3.1 Research Framework

This study intended to verify the impact of corporate governance on the disclosure of environmental information, via legitimacy theory. This is important when discussing corporate environmental disclosure practices to consider the values, motives, and choices of those involved in policy formulation decision-making in the organization Maclagan,1999. Hence, the consideration of corporate governance, including ownership structure and the constituents of boards that exist in an organization, is important because it is top management who oversees information disclosure in annual reports Gibbins et al., 1990. The principal variables relevant to corporate governance are outside directors on board, management ownership, institutional ownership, and foreign ownership.
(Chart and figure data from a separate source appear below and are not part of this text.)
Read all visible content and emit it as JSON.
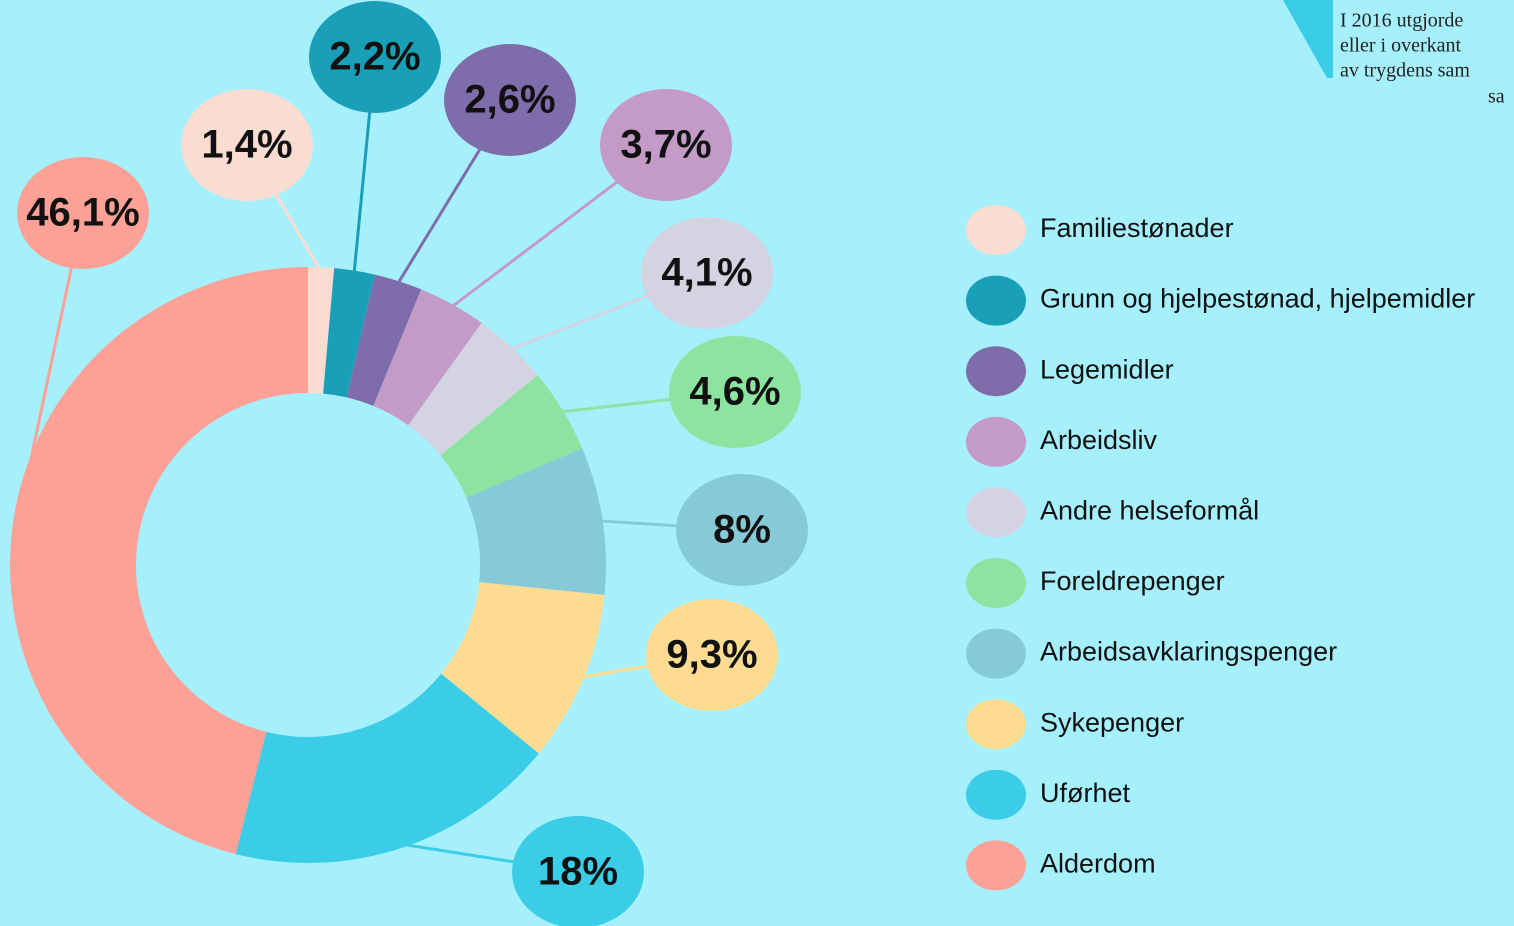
{
  "chart_data": {
    "type": "donut",
    "categories": [
      "Familiestønader",
      "Grunn og hjelpestønad, hjelpemidler",
      "Legemidler",
      "Arbeidsliv",
      "Andre helseformål",
      "Foreldrepenger",
      "Arbeidsavklaringspenger",
      "Sykepenger",
      "Uførhet",
      "Alderdom"
    ],
    "values": [
      1.4,
      2.2,
      2.6,
      3.7,
      4.1,
      4.6,
      8,
      9.3,
      18,
      46.1
    ],
    "value_labels": [
      "1,4%",
      "2,2%",
      "2,6%",
      "3,7%",
      "4,1%",
      "4,6%",
      "8%",
      "9,3%",
      "18%",
      "46,1%"
    ],
    "colors": [
      "#fbdcd1",
      "#1a9fb8",
      "#7f6dab",
      "#c49ac7",
      "#d3d3e2",
      "#8de4a0",
      "#86cad8",
      "#fddc92",
      "#3bcde7",
      "#fda096"
    ],
    "annotation": [
      "I 2016 utgjorde",
      "eller i overkant",
      "av trygdens sam",
      "sa"
    ]
  }
}
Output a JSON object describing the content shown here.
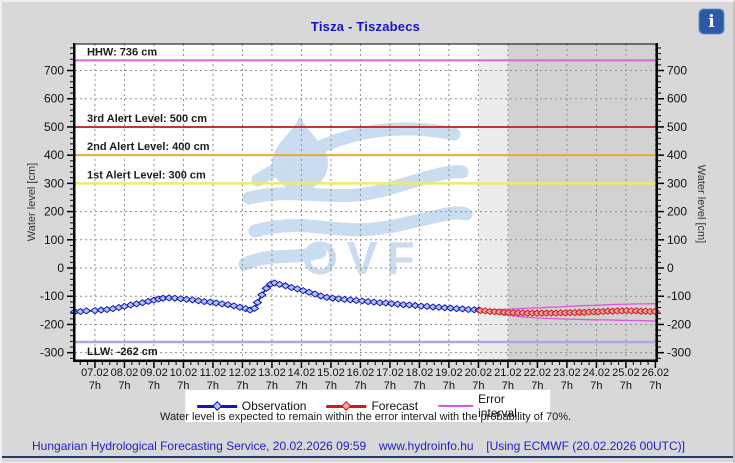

The disclosure of environmental information is measured by environmental information disclosure EID, and particularly by the level of EID. The research framework of this study is as follows: Research Framework 1686

3.2 Korean context

3.2.1 Board composition

The Securities and Exchange Act, Article 2, defines an independent director as a non-executive director who is qualified and elected in accordance with Articles 54-5 or 191-16 of the Securities and Exchange Act Feb 1998, re-regulated on Nov 2000. The requirements for listed companies are as follows: a At least one independent director should be on the board, and the total number of independent directors should comprise at least one quarter of the board. b For companies with assets in excess of two trillion Korean won, at least three independent directors should serve on the board, and the total number of independent directors should comprise at least half of the board. The recommendations of the Korea Corporate Governance Service KCGS concerning boards of directors are as follows: a The board of directors shall make the corporation‘s key management policy decisions and shall supervise the activities of the directors and management. b The directors and the board shall perform their duties faithfully in the best interest of the corporation and its shareholders; they should also live up to their social responsibilities and consider the interests of various stakeholders. c The board shall observe the related statutes and the articles of incorporation when performing its duties, and shall ensure that all members of the corporation also observe them. One of the functions of the board is to oversee the process of information disclosure.